A well-armed woodland prophet.

Thursday, May 2, 2013

Family Meal

The budget got kind of tight for a second in April.  I was doing alright.  I had a roof over my head and clean underwear every day.  It's just that I had to cut some frivolities like bookstore trips and pastries.  Also, I decided to go to work early so that I could attend Nougatine's family meal.

We have employee meals everyday for lunch and dinner.  The times are 11-2 then 4-6 or something like that.  All the workers in Trump Tower can partake.  I had heard some bad reviews about the cafeteria which is why I hadn't explored the option earlier.  Someone looking for the family meal cook would say something like, "Where's Sleepy Pete?" Someone would answer, "I don't know, probably cooking bad food somewhere."  I would ask a chef, "Should I put these scallion scraps in a bigger container before I put them on the family meal shelf?  I don't want them to get all slimy and gross."  The chef would reply, "What's the point?  Sleepy Pete is going to cut them with a dull knife and cook them until you can't recognize them."
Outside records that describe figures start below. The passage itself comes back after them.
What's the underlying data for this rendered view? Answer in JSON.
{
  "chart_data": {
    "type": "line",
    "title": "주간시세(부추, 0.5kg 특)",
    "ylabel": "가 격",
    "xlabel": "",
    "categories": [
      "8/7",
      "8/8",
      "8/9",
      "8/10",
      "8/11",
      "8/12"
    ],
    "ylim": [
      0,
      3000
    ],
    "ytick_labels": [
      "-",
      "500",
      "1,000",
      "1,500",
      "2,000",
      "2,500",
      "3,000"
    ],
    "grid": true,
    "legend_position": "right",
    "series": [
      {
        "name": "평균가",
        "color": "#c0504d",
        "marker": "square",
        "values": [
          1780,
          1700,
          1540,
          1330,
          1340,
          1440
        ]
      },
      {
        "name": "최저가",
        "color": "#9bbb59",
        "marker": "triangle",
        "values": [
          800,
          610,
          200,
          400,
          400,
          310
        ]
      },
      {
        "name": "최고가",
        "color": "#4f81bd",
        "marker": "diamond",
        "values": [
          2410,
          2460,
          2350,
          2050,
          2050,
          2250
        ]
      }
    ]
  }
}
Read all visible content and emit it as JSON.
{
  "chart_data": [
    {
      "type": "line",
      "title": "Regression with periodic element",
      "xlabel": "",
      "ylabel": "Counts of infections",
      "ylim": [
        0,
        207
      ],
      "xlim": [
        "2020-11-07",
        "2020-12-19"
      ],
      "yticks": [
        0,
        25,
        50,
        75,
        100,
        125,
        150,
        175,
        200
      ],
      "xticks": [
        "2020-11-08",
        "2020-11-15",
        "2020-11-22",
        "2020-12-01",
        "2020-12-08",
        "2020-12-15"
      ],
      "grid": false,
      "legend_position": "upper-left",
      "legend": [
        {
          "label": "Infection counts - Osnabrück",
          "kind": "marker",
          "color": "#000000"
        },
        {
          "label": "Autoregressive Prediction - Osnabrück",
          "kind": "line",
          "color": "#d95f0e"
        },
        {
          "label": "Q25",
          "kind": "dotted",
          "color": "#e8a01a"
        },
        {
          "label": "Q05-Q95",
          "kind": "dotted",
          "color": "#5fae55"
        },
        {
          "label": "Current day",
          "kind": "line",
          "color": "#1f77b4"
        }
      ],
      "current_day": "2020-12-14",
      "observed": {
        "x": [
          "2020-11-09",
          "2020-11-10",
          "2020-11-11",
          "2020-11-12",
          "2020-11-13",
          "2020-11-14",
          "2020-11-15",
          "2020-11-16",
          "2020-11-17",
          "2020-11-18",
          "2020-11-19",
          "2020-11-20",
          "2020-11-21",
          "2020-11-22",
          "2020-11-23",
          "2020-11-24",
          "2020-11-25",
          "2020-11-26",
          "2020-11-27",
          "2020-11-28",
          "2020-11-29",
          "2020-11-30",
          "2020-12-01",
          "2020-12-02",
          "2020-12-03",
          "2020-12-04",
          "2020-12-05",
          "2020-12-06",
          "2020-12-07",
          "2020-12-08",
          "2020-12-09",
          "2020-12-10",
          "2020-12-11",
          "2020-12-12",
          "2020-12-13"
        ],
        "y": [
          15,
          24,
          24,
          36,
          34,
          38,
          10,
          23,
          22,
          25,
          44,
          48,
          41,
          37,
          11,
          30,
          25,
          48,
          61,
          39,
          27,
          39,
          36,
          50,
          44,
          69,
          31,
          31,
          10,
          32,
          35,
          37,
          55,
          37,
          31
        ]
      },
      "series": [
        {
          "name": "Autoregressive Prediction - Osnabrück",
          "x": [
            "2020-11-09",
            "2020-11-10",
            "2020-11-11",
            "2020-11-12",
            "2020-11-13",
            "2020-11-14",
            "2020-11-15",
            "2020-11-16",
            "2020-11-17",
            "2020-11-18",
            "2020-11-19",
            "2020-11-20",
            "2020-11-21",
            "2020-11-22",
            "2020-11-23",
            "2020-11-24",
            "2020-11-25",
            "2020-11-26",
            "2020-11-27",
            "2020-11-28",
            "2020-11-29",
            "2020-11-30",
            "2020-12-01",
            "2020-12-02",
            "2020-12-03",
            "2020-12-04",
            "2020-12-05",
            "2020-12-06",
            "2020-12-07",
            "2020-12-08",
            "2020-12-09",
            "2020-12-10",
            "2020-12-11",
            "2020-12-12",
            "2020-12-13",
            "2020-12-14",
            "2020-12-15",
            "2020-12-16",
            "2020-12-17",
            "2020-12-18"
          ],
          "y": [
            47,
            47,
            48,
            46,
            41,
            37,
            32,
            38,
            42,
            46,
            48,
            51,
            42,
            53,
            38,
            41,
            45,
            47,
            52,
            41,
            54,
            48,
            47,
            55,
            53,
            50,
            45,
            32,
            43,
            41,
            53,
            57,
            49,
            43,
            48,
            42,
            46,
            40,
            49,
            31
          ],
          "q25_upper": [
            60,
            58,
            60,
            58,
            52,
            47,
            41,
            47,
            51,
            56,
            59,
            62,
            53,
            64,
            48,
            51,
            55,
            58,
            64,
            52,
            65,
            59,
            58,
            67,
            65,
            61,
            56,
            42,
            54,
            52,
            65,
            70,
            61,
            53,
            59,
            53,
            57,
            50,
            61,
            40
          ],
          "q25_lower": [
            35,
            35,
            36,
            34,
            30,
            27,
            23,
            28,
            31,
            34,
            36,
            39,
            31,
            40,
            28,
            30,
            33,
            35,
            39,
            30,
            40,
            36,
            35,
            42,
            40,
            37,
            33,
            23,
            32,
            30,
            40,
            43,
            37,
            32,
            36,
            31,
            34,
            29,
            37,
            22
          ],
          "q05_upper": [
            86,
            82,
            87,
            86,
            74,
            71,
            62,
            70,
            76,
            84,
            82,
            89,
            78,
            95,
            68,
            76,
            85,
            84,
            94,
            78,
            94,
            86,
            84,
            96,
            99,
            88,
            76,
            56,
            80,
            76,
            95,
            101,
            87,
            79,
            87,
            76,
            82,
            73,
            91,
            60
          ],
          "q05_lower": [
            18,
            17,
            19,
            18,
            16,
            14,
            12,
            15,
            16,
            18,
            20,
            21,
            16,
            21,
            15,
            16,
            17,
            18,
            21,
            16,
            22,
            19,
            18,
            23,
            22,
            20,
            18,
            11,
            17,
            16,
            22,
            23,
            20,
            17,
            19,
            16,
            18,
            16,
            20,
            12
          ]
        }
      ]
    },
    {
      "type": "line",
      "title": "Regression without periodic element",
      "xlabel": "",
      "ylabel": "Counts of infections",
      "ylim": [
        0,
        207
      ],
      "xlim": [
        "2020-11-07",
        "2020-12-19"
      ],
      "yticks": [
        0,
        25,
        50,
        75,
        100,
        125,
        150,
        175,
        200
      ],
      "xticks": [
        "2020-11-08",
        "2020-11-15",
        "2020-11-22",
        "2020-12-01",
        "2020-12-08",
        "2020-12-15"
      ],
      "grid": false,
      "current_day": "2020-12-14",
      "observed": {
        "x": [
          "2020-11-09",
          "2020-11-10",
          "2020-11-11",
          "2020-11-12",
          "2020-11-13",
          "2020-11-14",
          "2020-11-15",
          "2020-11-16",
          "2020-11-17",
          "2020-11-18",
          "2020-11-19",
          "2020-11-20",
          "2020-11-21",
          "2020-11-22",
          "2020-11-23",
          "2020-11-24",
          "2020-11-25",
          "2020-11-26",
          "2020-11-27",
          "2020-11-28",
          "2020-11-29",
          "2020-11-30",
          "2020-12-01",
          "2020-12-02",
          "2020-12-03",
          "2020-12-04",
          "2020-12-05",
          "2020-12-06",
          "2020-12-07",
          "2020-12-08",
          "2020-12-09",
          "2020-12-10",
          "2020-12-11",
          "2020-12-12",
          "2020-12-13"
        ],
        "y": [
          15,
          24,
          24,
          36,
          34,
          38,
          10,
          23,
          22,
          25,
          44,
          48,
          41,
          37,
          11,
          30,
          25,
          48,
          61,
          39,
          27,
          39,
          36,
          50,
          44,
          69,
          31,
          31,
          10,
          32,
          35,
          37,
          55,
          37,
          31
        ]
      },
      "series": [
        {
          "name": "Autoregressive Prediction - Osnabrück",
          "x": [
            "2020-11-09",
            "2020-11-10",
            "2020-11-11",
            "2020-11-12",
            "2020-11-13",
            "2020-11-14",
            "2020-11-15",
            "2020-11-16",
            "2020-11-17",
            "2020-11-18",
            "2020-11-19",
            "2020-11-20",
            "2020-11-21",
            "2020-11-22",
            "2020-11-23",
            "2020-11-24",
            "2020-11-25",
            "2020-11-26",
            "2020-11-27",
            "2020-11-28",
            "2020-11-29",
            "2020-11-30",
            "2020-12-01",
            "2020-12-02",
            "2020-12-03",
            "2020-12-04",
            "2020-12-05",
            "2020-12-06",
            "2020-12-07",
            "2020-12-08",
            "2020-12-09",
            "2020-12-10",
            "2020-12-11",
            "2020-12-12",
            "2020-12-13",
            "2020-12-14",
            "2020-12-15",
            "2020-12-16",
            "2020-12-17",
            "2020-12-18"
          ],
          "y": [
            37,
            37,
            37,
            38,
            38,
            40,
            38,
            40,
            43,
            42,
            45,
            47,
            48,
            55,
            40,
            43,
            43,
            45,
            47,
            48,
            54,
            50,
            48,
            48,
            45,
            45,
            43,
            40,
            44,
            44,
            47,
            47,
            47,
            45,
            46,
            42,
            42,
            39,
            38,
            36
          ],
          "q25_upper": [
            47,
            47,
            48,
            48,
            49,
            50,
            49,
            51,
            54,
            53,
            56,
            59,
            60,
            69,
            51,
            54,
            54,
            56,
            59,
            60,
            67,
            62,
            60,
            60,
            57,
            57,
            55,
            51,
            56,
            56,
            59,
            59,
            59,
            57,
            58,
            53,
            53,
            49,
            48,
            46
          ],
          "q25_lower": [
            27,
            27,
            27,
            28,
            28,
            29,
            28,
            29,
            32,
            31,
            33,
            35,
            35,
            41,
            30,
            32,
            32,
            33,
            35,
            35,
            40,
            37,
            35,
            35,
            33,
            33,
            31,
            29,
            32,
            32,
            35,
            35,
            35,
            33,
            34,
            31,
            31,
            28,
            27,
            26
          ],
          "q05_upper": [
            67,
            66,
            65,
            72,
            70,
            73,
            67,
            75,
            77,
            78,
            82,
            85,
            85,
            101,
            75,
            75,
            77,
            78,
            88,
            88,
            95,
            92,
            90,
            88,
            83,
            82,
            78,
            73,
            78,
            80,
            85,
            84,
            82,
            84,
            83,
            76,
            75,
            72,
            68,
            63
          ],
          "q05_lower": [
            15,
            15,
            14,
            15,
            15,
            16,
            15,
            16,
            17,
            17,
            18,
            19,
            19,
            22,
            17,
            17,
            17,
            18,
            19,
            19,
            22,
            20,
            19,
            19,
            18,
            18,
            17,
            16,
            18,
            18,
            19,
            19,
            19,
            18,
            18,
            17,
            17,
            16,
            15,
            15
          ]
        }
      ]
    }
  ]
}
I had my reservations about family meal, though, sometimes, Sleepy Pete fried some chicken or baked some meatballs in our kitchen, and I sampled the product.  That was always a pretty good pre-service snack.

So it turns out, Family meal is terrible. 

The primary offering is either chicken or ground beef in all there various forms.  Most of the time, the protein is covered with tomato sauce.  Other times, it has a gooey, cornstarch sauce that tastes mostly of salt and vaguely of cumin.  Bits of green things can be found in these sauces- could be green pepper, could be scallion, could be sanitizer bucket.  I've learned not to mess with the main course.  Occasionally, I'll eat it when there's some noodles in there.  Even then, I have to cover it with ladle full of Frank's hot sauce.  That's a thing.  They offer hot sauce by the ladle. 

The side for the entree is usually something like white rice or white rice with corn or white rice with beans.  All of these are manageable with a couple ladles of hot sauce. 

They have burgers once or twice a week with iceberg lettuce and sliced raw onions as toppings.  That's alright.  They had tomatoes once.  I like to use what they have at the salad bar for burger toppings:  iceberg lettuce, chickpeas, roasted beets, corn, shredded carrots, and sliced radishes.  I think they had peas once.  There's six dressings:  russian, italian, greek, and three ranchy-looking substances of different consistencies.

You could eat a sandwich if you want.  They have jelly.  I haven't found peanut butter, just empty jars.  They have sliced ham and sliced turkey and sliced American cheese.  That's the only cheese that I've seen in the cafeteria.  (We're a very patriotic company.)  The thing is, the sandwich game only works if you feel like rye bread.  We only serve rye bread.

Usually, I have a ham on rye with beats, carrots, radishes, and the most viscous ranch offered.  Once, I was hungry enough to eat three burgers: burger with carrots, burger with radishes, and burger with beets, each with a different ranch.  I felt like I was on candid camera.  The guy next to me was eating a cheese and garbanzo bean and jelly sandwich.  He decided on the rye bread that day.